Jest akt oskarżenia w sprawie Arkadiusza Ł. ps. "Hoss". Prokuratura zarzuca mu popełnienie dziesięciu przestępstw metodą "na wnuczka".
- Prokuratura Okręgowa w Warszawie w skierowanym do sądu akcie oskarżenia opisuje przestępstwa, jakich Arkadiusz Ł. wraz z współpracownikami dopuścił się od maja 2013 do kwietnia 2014 roku - wylicza rzecznik Prokuratury Okręgowej w Warszawie Łukasz Łapczyński. Oszuści dzwonili do swoich przyszłych ofiar, udając ich członków rodziny bądź znajomych. Namawiali do przekazania pieniędzy i kosztowności. Działali na terenie Szwajcarii oraz Niemiec, przy czym telefoniczne dyspozycje, co do realizacji poszczególnych przestępstw były wydawane przede wszystkim z Polski.
Rzecznik dodał, że trwają działania prokuratury dotyczące działania grupy wyłudzającej pieniądze, którą kierował "Hoss". Prokuratura Okręgowa w Warszawie prowadzi też postępowania karne dotyczące osób współdziałających z Arkadiuszem Ł. Śledczy sukcesywnie kierują w ich sprawach akty oskarżenia do sądów.

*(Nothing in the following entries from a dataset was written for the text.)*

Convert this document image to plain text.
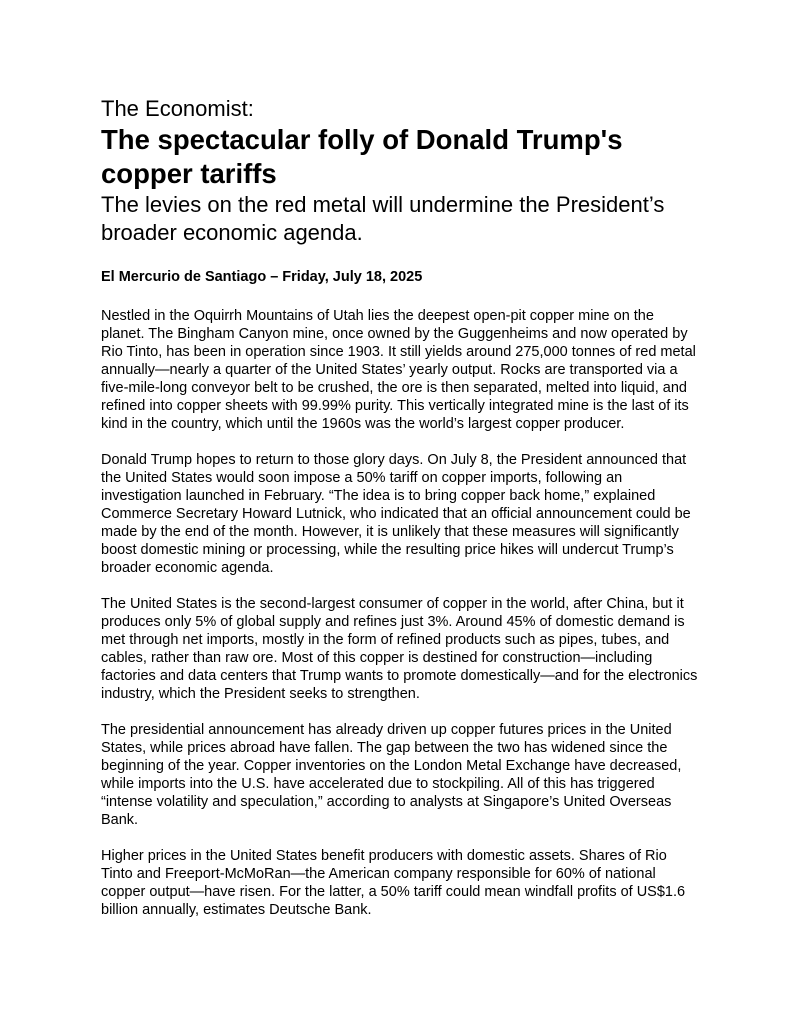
The Economist:

The spectacular folly of Donald Trump's copper tariffs

The levies on the red metal will undermine the President’s broader economic agenda.

El Mercurio de Santiago – Friday, July 18, 2025

Nestled in the Oquirrh Mountains of Utah lies the deepest open-pit copper mine on the planet. The Bingham Canyon mine, once owned by the Guggenheims and now operated by Rio Tinto, has been in operation since 1903. It still yields around 275,000 tonnes of red metal annually—nearly a quarter of the United States’ yearly output. Rocks are transported via a five-mile-long conveyor belt to be crushed, the ore is then separated, melted into liquid, and refined into copper sheets with 99.99% purity. This vertically integrated mine is the last of its kind in the country, which until the 1960s was the world’s largest copper producer.

Donald Trump hopes to return to those glory days. On July 8, the President announced that the United States would soon impose a 50% tariff on copper imports, following an investigation launched in February. “The idea is to bring copper back home,” explained Commerce Secretary Howard Lutnick, who indicated that an official announcement could be made by the end of the month. However, it is unlikely that these measures will significantly boost domestic mining or processing, while the resulting price hikes will undercut Trump’s broader economic agenda.

The United States is the second-largest consumer of copper in the world, after China, but it produces only 5% of global supply and refines just 3%. Around 45% of domestic demand is met through net imports, mostly in the form of refined products such as pipes, tubes, and cables, rather than raw ore. Most of this copper is destined for construction—including factories and data centers that Trump wants to promote domestically—and for the electronics industry, which the President seeks to strengthen.

The presidential announcement has already driven up copper futures prices in the United States, while prices abroad have fallen. The gap between the two has widened since the beginning of the year. Copper inventories on the London Metal Exchange have decreased, while imports into the U.S. have accelerated due to stockpiling. All of this has triggered “intense volatility and speculation,” according to analysts at Singapore’s United Overseas Bank.

Higher prices in the United States benefit producers with domestic assets. Shares of Rio Tinto and Freeport-McMoRan—the American company responsible for 60% of national copper output—have risen. For the latter, a 50% tariff could mean windfall profits of US$1.6 billion annually, estimates Deutsche Bank.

Arkadiusz Ł. ps. "Hoss" nie przyznał się do zarzucanych mu przestępstw i odmówił składania wyjaśnień. Przebywa w areszcie śledczym. Trafił do niego po tym, jak w marcu ubiegłego roku został zatrzymany przez policję na podstawie listu gończego.
Za zarzucane przestępstwa grozi mu 15 lat więzienia.